Flavio Pompetti, LiberoMercato 18/2/2009, 18 febbraio 2009
CHRYSLER CI RIPENSA: FIAT E’ SOLO UN OPZIONE
La Chrysler ci ripensa: l’unione con la Fiat resta un’opzione alternativa, ma si allontana sullo sfondo di un piano di riscossa che la vede da sola davanti al governo americano, a chiedere i 3 miliardi (...)
(...) della seconda tranche del prestito. La proposta è contenuta in uno dei documenti che la casa di Auburn Hill e la General Motors hanno consegnato ieri nelle mani di James Lambright, uno dei responsabili del fondo di salvataggio Tarp allestito dal Tesoro americano. Quella di ieri era una data di verifica del processo di ristrutturazione delle aziende, un semplice atto di controllo di un percorso che sarà ultimato solo il 31 di marzo, quando il governo dovrà decidere se continuare ad assistere le due società automobilistiche o chiedere la restituzione dei prestiti. Ma la drammaticità dei tempi della crisi rende ogni minuzia di questo protocollo tesa e densa di significato. E’ chiaro dopo la giornata di ieri che nel Congresso di Washington esiste una pregiudiziale contro l’ingresso della Fiat nell’assetto proprietario della Chrysler, almeno alle condizioni finanziarie che sono state fino ad ora esposte, così come è chiaro che la casa americana preferisce affrontare il vaglio della Task Force automobilistica assemblata da Obama senza l’orpello di una partnership che potrebbe rivelarsi un ostacolo alla benevolenza del Tesoro.
Significativo a questo riguardo è anche l’atteggiamento del governo, all’interno del quale già da lunedì voci anonime avevano annunciato che l’approvazione per la seconda tranche da 4 miliardi del prestito alla GM era cosa fatta, mentre ieri il solito tam tam delle indiscrezioni credibili diceva che la posizione della Chrysler verrà stralciata, e la richiesta dei 3 miliardi addizionali verrà considerata come una nuova pratica, il cui esito è tutt’altro che scontato.
I management delle due aziende intanto continuano il duro lavoro di negoziato con investitori, fornitori, concessionarie e sindacato, che è la condizione indispensabile per la loro salvezza e per l’appoggio del governo americano. Il termine ”bancarotta” viene ancora negato con forza come ha fatto in televisione domenica Dan Axlerod che è il consulente più fedele del presidente Obama, ma la realtà è le case stanno già operando in una sorta di paradigma dell’amministrazione controllata, nel quale la Task Force governativa ha la funzione di imperio normalmente attribuita al giudice fallimentare, e tutti i creditori sono chiamati a ridurre le proprie aspettative di essere pagati. Una prospettiva questa che forse nemmeno la Fiat è poi così ansiosa di abbracciare legandosi alla Chrysler.

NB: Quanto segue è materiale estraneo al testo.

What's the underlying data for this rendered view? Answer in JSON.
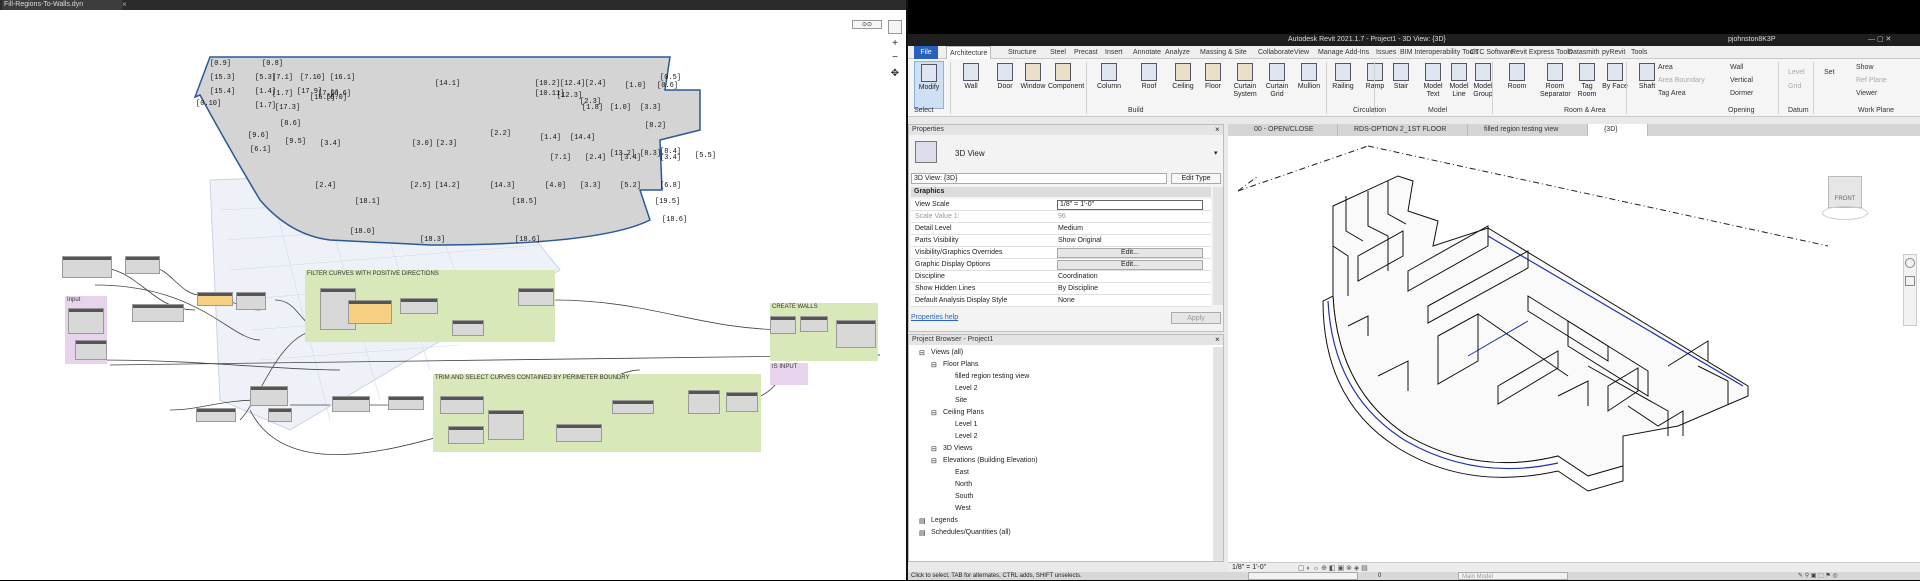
{
  "dynamo": {
    "file_tab": "Fill-Regions-To-Walls.dyn",
    "close_glyph": "×",
    "region_labels": [
      "[0.9]",
      "[0.8]",
      "[15.3]",
      "[5.3]",
      "[7.1]",
      "[7.10]",
      "[16.1]",
      "[10.2]",
      "[12.4]",
      "[2.4]",
      "[1.0]",
      "[0.5]",
      "[15.4]",
      "[1.4]",
      "[1.7]",
      "[17.9]",
      "[7.5]",
      "[6.6]",
      "[14.1]",
      "[10.11]",
      "[12.3]",
      "[0.6]",
      "[0.10]",
      "[1.7]",
      "[17.3]",
      "[16.5]",
      "[6.0]",
      "[2.3]",
      "[1.8]",
      "[1.0]",
      "[3.3]",
      "[8.2]",
      "[8.6]",
      "[9.6]",
      "[9.5]",
      "[3.4]",
      "[3.0]",
      "[2.3]",
      "[2.2]",
      "[1.4]",
      "[14.4]",
      "[13.2]",
      "[8.3]",
      "[8.4]",
      "[5.5]",
      "[6.1]",
      "[7.1]",
      "[2.4]",
      "[3.4]",
      "[3.4]",
      "[2.4]",
      "[2.5]",
      "[14.2]",
      "[14.3]",
      "[4.0]",
      "[3.3]",
      "[5.2]",
      "[6.8]",
      "[18.1]",
      "[18.5]",
      "[19.5]",
      "[18.6]",
      "[18.0]",
      "[18.3]",
      "[18.6]"
    ],
    "groups": {
      "input": "Input",
      "filter": "FILTER CURVES WITH POSITIVE DIRECTIONS",
      "create_walls": "CREATE WALLS",
      "is_input": "IS INPUT",
      "trim": "TRIM AND SELECT CURVES CONTAINED BY PERIMETER BOUNDRY"
    }
  },
  "revit": {
    "title": "Autodesk Revit 2021.1.7 - Project1 - 3D View: {3D}",
    "user": "pjohnston8K3P",
    "menu": {
      "file": "File",
      "tabs": [
        "Architecture",
        "Structure",
        "Steel",
        "Precast",
        "Insert",
        "Annotate",
        "Analyze",
        "Massing & Site",
        "Collaborate",
        "View",
        "Manage",
        "Add-Ins",
        "Issues",
        "BIM Interoperability Tools",
        "CTC Software",
        "Revit Express Tools",
        "Datasmith",
        "pyRevit",
        "Tools"
      ]
    },
    "ribbon": {
      "modify": "Modify",
      "select": "Select",
      "build_buttons": [
        "Wall",
        "Door",
        "Window",
        "Component",
        "Column",
        "Roof",
        "Ceiling",
        "Floor",
        "Curtain System",
        "Curtain Grid",
        "Mullion"
      ],
      "circulation_buttons": [
        "Railing",
        "Ramp",
        "Stair"
      ],
      "model_buttons": [
        "Model Text",
        "Model Line",
        "Model Group"
      ],
      "room_buttons": [
        "Room",
        "Room Separator",
        "Tag Room"
      ],
      "room_small": [
        "Area",
        "Area Boundary",
        "Tag Area"
      ],
      "opening_buttons": [
        "By Face",
        "Shaft"
      ],
      "opening_small": [
        "Wall",
        "Vertical",
        "Dormer"
      ],
      "datum_small": [
        "Level",
        "Grid"
      ],
      "workplane_small": [
        "Set",
        "Show",
        "Ref Plane",
        "Viewer"
      ],
      "panels": [
        "Build",
        "Circulation",
        "Model",
        "Room & Area",
        "Opening",
        "Datum",
        "Work Plane"
      ]
    },
    "properties": {
      "title": "Properties",
      "type_name": "3D View",
      "selector": "3D View: {3D}",
      "edit_type": "Edit Type",
      "section": "Graphics",
      "rows": [
        {
          "k": "View Scale",
          "v": "1/8\" = 1'-0\""
        },
        {
          "k": "Scale Value    1:",
          "v": "96"
        },
        {
          "k": "Detail Level",
          "v": "Medium"
        },
        {
          "k": "Parts Visibility",
          "v": "Show Original"
        },
        {
          "k": "Visibility/Graphics Overrides",
          "v": "Edit..."
        },
        {
          "k": "Graphic Display Options",
          "v": "Edit..."
        },
        {
          "k": "Discipline",
          "v": "Coordination"
        },
        {
          "k": "Show Hidden Lines",
          "v": "By Discipline"
        },
        {
          "k": "Default Analysis Display Style",
          "v": "None"
        }
      ],
      "help": "Properties help",
      "apply": "Apply"
    },
    "browser": {
      "title": "Project Browser - Project1",
      "items": [
        {
          "t": "Views (all)",
          "lvl": 0
        },
        {
          "t": "Floor Plans",
          "lvl": 1
        },
        {
          "t": "filled region testing view",
          "lvl": 2
        },
        {
          "t": "Level 2",
          "lvl": 2
        },
        {
          "t": "Site",
          "lvl": 2
        },
        {
          "t": "Ceiling Plans",
          "lvl": 1
        },
        {
          "t": "Level 1",
          "lvl": 2
        },
        {
          "t": "Level 2",
          "lvl": 2
        },
        {
          "t": "3D Views",
          "lvl": 1
        },
        {
          "t": "Elevations (Building Elevation)",
          "lvl": 1
        },
        {
          "t": "East",
          "lvl": 2
        },
        {
          "t": "North",
          "lvl": 2
        },
        {
          "t": "South",
          "lvl": 2
        },
        {
          "t": "West",
          "lvl": 2
        },
        {
          "t": "Legends",
          "lvl": 0
        },
        {
          "t": "Schedules/Quantities (all)",
          "lvl": 0
        }
      ]
    },
    "view_tabs": [
      "00 - OPEN/CLOSE",
      "RDS-OPTION 2_1ST FLOOR",
      "filled region testing view",
      "{3D}"
    ],
    "viewcube": "FRONT",
    "view_scale": "1/8\" = 1'-0\"",
    "status": "Click to select, TAB for alternates, CTRL adds, SHIFT unselects.",
    "status_zero": "0",
    "main_model": "Main Model"
  }
}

Mentre a Washington si discute e a Detroit si tratta, la gestione quotidiana delle operazioni sta diventando molto complicata per le due aziende in difficoltà. I fornitori che hanno accumulato 10,5 miliardi di debito nei confronti dei tre costruttori di Detroit stanno perdendo fiducia nella possibilità di essere pagati, e al momento accettano ordini solo su contante. Ieri un consorzio dei maggiori costruttori di settore ha chiesto al Tesoro un piano di intervento del valore di 25,5 miliardi di dollari in prestiti e garanzie della banca centrale per stabilizzare l’industria. Sette miliardi andrebbero alla GM e alla Chrysler per aiutarle a i debiti, e 8 miliardi dovrebbero essere messi a disposizione delle aziende che hanno bisogno di capitale. Nella filiera dell’auto, 40 aziende hanno già dichiarato fallimento dall’inizio della crisi, e molte altre stanno raggiungendo una paralisi finanziaria.